The usual suspects -- profile it, find the most expensive line, figure out what it's doing, fix it. If you haven't done much profiling before, there could be some big fat quadratic loops or string duplication hiding behind otherwise innocuous-looking expressions.
In Python, two of the most common causes I've found for non-obvious slowdown are string concatenation and generators. Since Python's strings are immutable, doing something like this:
result = u""
for item in my_list:
result += unicode (item)
will copy the entire string twice per iteration.
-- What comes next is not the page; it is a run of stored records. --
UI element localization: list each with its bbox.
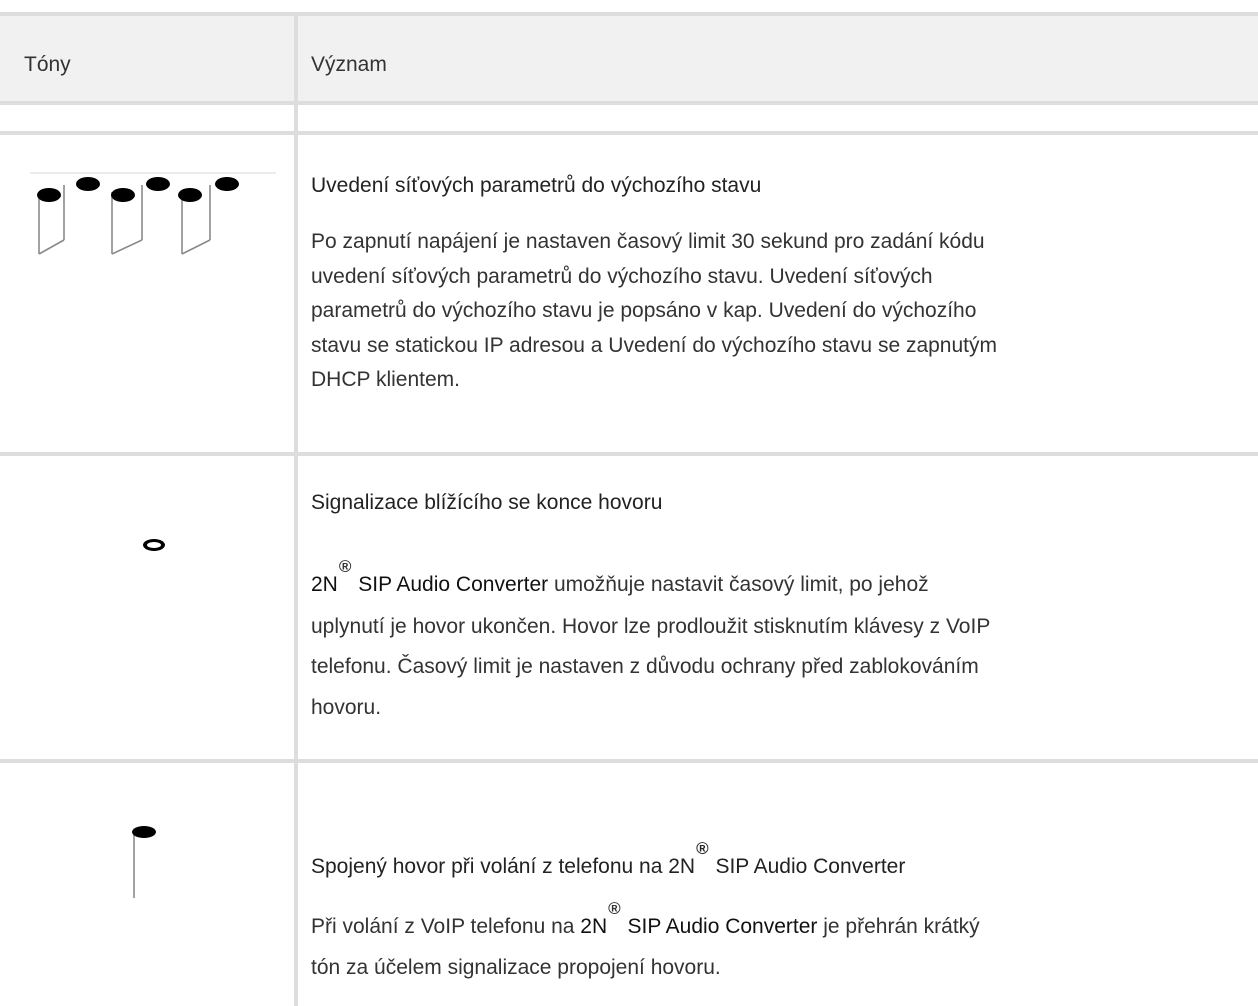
whole-note-icon — [143, 539, 165, 551]
three-tones-icon — [30, 172, 276, 255]
description-line: telefonu. Časový limit je nastaven z dův… — [311, 655, 979, 678]
header-meaning: Význam — [311, 53, 387, 76]
row-divider — [0, 759, 1258, 763]
single-note-icon — [132, 826, 156, 898]
brand-prefix: 2N — [311, 573, 338, 596]
description-line: DHCP klientem. — [311, 368, 460, 392]
brand-name: SIP Audio Converter — [621, 915, 818, 938]
table-top-border — [0, 12, 1258, 16]
header-tones: Tóny — [24, 53, 71, 76]
row-title: Spojený hovor při volání z telefonu na 2… — [311, 839, 906, 882]
row-description: Po zapnutí napájení je nastaven časový l… — [311, 225, 1246, 398]
table-header — [0, 16, 1258, 102]
description-text: je přehrán krátký — [817, 915, 980, 938]
description-line: 2N® SIP Audio Converter umožňuje nastavi… — [311, 557, 1246, 607]
description-line: tón za účelem signalizace propojení hovo… — [311, 956, 721, 979]
title-text: SIP Audio Converter — [709, 855, 906, 878]
row-divider — [0, 131, 1258, 135]
description-line: uvedení síťových parametrů do výchozího … — [311, 264, 933, 288]
column-divider — [294, 12, 298, 1006]
row-title: Uvedení síťových parametrů do výchozího … — [311, 174, 762, 197]
description-line: Po zapnutí napájení je nastaven časový l… — [311, 230, 985, 253]
brand-prefix: 2N — [580, 915, 608, 938]
description-text: umožňuje nastavit časový limit, po jehož — [548, 573, 929, 596]
description-line: parametrů do výchozího stavu je popsáno … — [311, 299, 977, 323]
row-description: 2N® SIP Audio Converter umožňuje nastavi… — [311, 557, 1246, 728]
row-divider — [0, 452, 1258, 456]
description-line: hovoru. — [311, 695, 382, 719]
description-line: Při volání z VoIP telefonu na 2N® SIP Au… — [311, 899, 1246, 948]
title-text: Spojený hovor při volání z telefonu na 2… — [311, 855, 696, 878]
registered-mark: ® — [608, 899, 621, 918]
description-line: stavu se statickou IP adresou a Uvedení … — [311, 333, 997, 357]
description-text: Při volání z VoIP telefonu na — [311, 915, 581, 938]
row-title: Signalizace blížícího se konce hovoru — [311, 491, 663, 514]
description-line: uplynutí je hovor ukončen. Hovor lze pro… — [311, 614, 991, 638]
registered-mark: ® — [338, 557, 352, 576]
row-description: Při volání z VoIP telefonu na 2N® SIP Au… — [311, 899, 1246, 988]
brand-name: SIP Audio Converter — [352, 573, 549, 596]
tones-table: Tóny Význam Uvedení síťových parametrů d… — [0, 0, 1258, 1006]
header-divider — [0, 101, 1258, 105]
registered-mark: ® — [696, 839, 709, 858]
This has been well-covered, and the solution is to use "".join
:
result = "".join (unicode (item) for item in my_list)
Generators are another culprit. They're very easy to use and can simplify some tasks enormously, but a poorly-applied generator will be much slower than simply appending items to a list and returning the list.
Finally, don't be afraid to rewrite bits in C! Python, as a dynamic high-level language, is simply not capable of matching C's speed. If there's one function that you can't optimize any more in Python, consider extracting it to an extension module.
My favorite technique for this is to maintain both Python and C versions of a module. The Python version is written to be as clear and obvious as possible -- any bugs should be easy to diagnose and fix. Write your tests against this module. Then write the C version, and test it. Its behavior should in all cases equal that of the Python implementation -- if they differ, it should be very easy to figure out which is wrong and correct the problem.